La question de la fiabilité du marquage lexical se déploie de deux manières différentes selon que (i) l’on considère uniquement les modes de la subordination et de la

coordination et leur rapport aux deux types de conjonctions, ou (ii) que l’on y ajoute de

surcroit la juxtaposition et que l’on admette l’hypothèse d’un marquage de ce mode au moyen des adverbes de liaison207. Dans le premier cas, le problème rencontré a exclusivement trait au rapport établi, et trop souvent coulé à tort dans le bronze, entre un connecteur conjonctif et un mode de liaison particulier. La prise en considération des adverbes de liaison comme marques lexicales d’un troisième mode de liaison qu’est la « juxtaposition » appelle en parallèle deux autres points de discussion : l’un concerne le statut grammatical de ces adverbiaux connecteurs tandis que l’autre a trait à la pertinence de considérer la juxtaposition comme un mode de liaison. Parce que la première partie de ce mémoire d’habilitation a déjà partiellement répondu à cette deuxième question, procédons dans l’ordre inverse de la présentation de ces différents problèmes et commençons donc par discuter le statut des adverbes de liaison et leur rapport à la juxtaposition.

1. JUXTAPOSITION ET ADVERBES DE LIAISON

En dépit de son entrée tardive dans la nomenclature grammaticale ([26], [a]), le terme

juxtaposition couvre aujourd’hui un large spectre de phénomènes syntaxiques dont il

reste difficile de cerner l’ensemble des contours : comme le soulignait déjà Buyssens, « Il suffit de comparer quelques auteurs pour constater qu’il n’y en a pas deux qui disent la même chose à propos de la juxtaposition, de la parataxe ou de l’asyndète » (1974 : 19).

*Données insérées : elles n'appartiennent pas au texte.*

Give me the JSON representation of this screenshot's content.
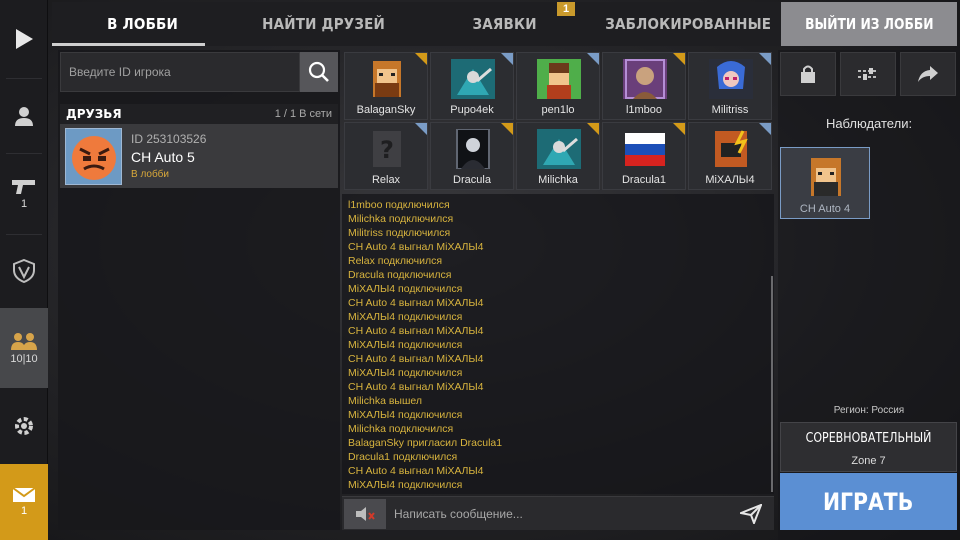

Car l’un des premiers problèmes appelés à ce jour par la juxtaposition a trait à la polysémie du terme et aux croisements terminologiques, accrus au fil des périodes, de la notion grammaticale avec d’autres termes tels que :

• la parataxe (Juret 1933, Le Bidois & Le Bidois 1938, Meillet 1958, Dubois & al. 1973/2012, Gobbe & Tordoir 1999, Bureau 1978, Neveu 2004, Porée 2011, etc.) ;

• l’asyndète (Le Bidois & Le Bidois 1935, Grevisse 1980, Hobæk Haff 1987, Vincenot 1990, Deléchelle 1993, Lagane 1995, Tassard 1996, Marcotte 1997, Forsgren 2000, Stoye 2014, Grevisse & Goosse 2016, etc.),

• mais aussi, plus occasionnellement, l’apposition (Etienne 1895, Abbés Calvet & Chompret 1920, Brunot 1933, Le Bidois & Le Bidois 1938 : t.2, Lérot 1993, etc.).

notre part, au terme d’une description de leur fonctionnement et d’une analyse multiforme de la structure à la construction de laquelle ils participent, une analyse en adverbes (paradigmatisants). Cf. [1], [19], [52]. 207 À ce niveau, les connecteurs prépositionnels posent en revanche moins de problèmes.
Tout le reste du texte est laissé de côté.